1 Engels was the first to point out that Marx did not discover the labor/labor power distinction until the late 1850s (1976, 5–6). He considered this discovery so important that he posthumously revised some of Marx’s early writings to include this distinction.
2 It is, of course, true that a worker might find their work intrinsically rewarding, but it is unlikely that will continue when their employer imposes an increased pace and intensity of work and transforms the labor process itself through mechanization and minute specialization. Whatever charm the work holds for the worker is not the objective of capitalist production, which is designed and initiated to produce profits, not job satisfaction.
3 See also Gordon (1981).
4 This idea is developed in some detail in section IV of volume one of Capital (Marx 1967a).

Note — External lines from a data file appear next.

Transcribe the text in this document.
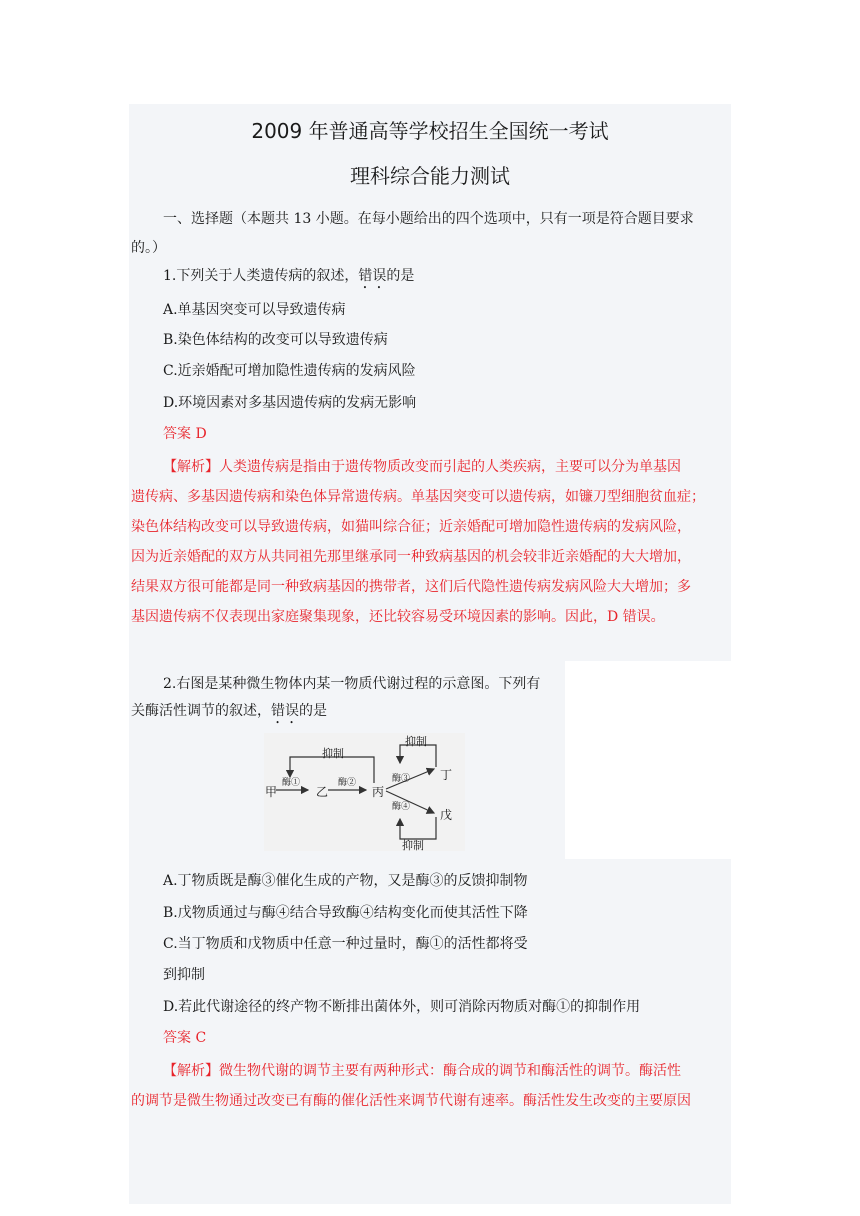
2009 年普通高等学校招生全国统一考试
理科综合能力测试
一、选择题（本题共 13 小题。在每小题给出的四个选项中，只有一项是符合题目要求
的。）
1.下列关于人类遗传病的叙述，错误的是
A.单基因突变可以导致遗传病
B.染色体结构的改变可以导致遗传病
C.近亲婚配可增加隐性遗传病的发病风险
D.环境因素对多基因遗传病的发病无影响
答案 D
【解析】人类遗传病是指由于遗传物质改变而引起的人类疾病，主要可以分为单基因
遗传病、多基因遗传病和染色体异常遗传病。单基因突变可以遗传病，如镰刀型细胞贫血症；
染色体结构改变可以导致遗传病，如猫叫综合征；近亲婚配可增加隐性遗传病的发病风险，
因为近亲婚配的双方从共同祖先那里继承同一种致病基因的机会较非近亲婚配的大大增加，
结果双方很可能都是同一种致病基因的携带者，这们后代隐性遗传病发病风险大大增加；多
基因遗传病不仅表现出家庭聚集现象，还比较容易受环境因素的影响。因此，D 错误。
2.右图是某种微生物体内某一物质代谢过程的示意图。下列有
关酶活性调节的叙述，错误的是
抑制
抑制
抑制
甲	乙	丙
丁
戊
酶①	酶②	酶③
酶④
A.丁物质既是酶③催化生成的产物，又是酶③的反馈抑制物
B.戊物质通过与酶④结合导致酶④结构变化而使其活性下降
C.当丁物质和戊物质中任意一种过量时，酶①的活性都将受
到抑制
D.若此代谢途径的终产物不断排出菌体外，则可消除丙物质对酶①的抑制作用
答案 C
【解析】微生物代谢的调节主要有两种形式：酶合成的调节和酶活性的调节。酶活性
的调节是微生物通过改变已有酶的催化活性来调节代谢有速率。酶活性发生改变的主要原因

5 In economic geography Vernon’s (1966) influential product cycle theory emphasizes changes associated with the introduction, maturation, and standardization of products to explain changing patterns of industrial location. He remarks that manufacturing processes that “receive significant inputs from the local economy, such as skilled labor” or “rely heavily on upon external economies” are less able to relocate in pursuit of lower production costs. What Vernon, and those influenced by his work, fail to recognize is that production technology is not static; the “standardization” of production involves decoupling it from local inputs and economies in order to achieve geographic mobility, and hence requires precisely the kind of changes emphasized by Braverman and subsequent Marxian literature.
6 Goldstein (2012) finds no such plateau in the 1980s. He shows managerial employment and wages increasing consistently from 1984–2002.
7 Goodwin’s (1967) formalization of Marx’s theory of cyclical dynamics assumes that labor productivity grows at an exogenously given rate. It is then only a partial representation of Marx’s overall theory of cyclical dynamics.
8 See also Boddy and Crotty (1975), which builds on Kalecki’s analysis of the political aspects of unemployment and Marx’s analysis of cyclical dynamics (including the impact of unemployment on productivity) to develop their theory of a political business cycle.
9 The same basic dynamics are present in Bowles 2005, ch. 8, though in that version of the model the cost of job loss is replaced by the value of the worker’s “fallback position.”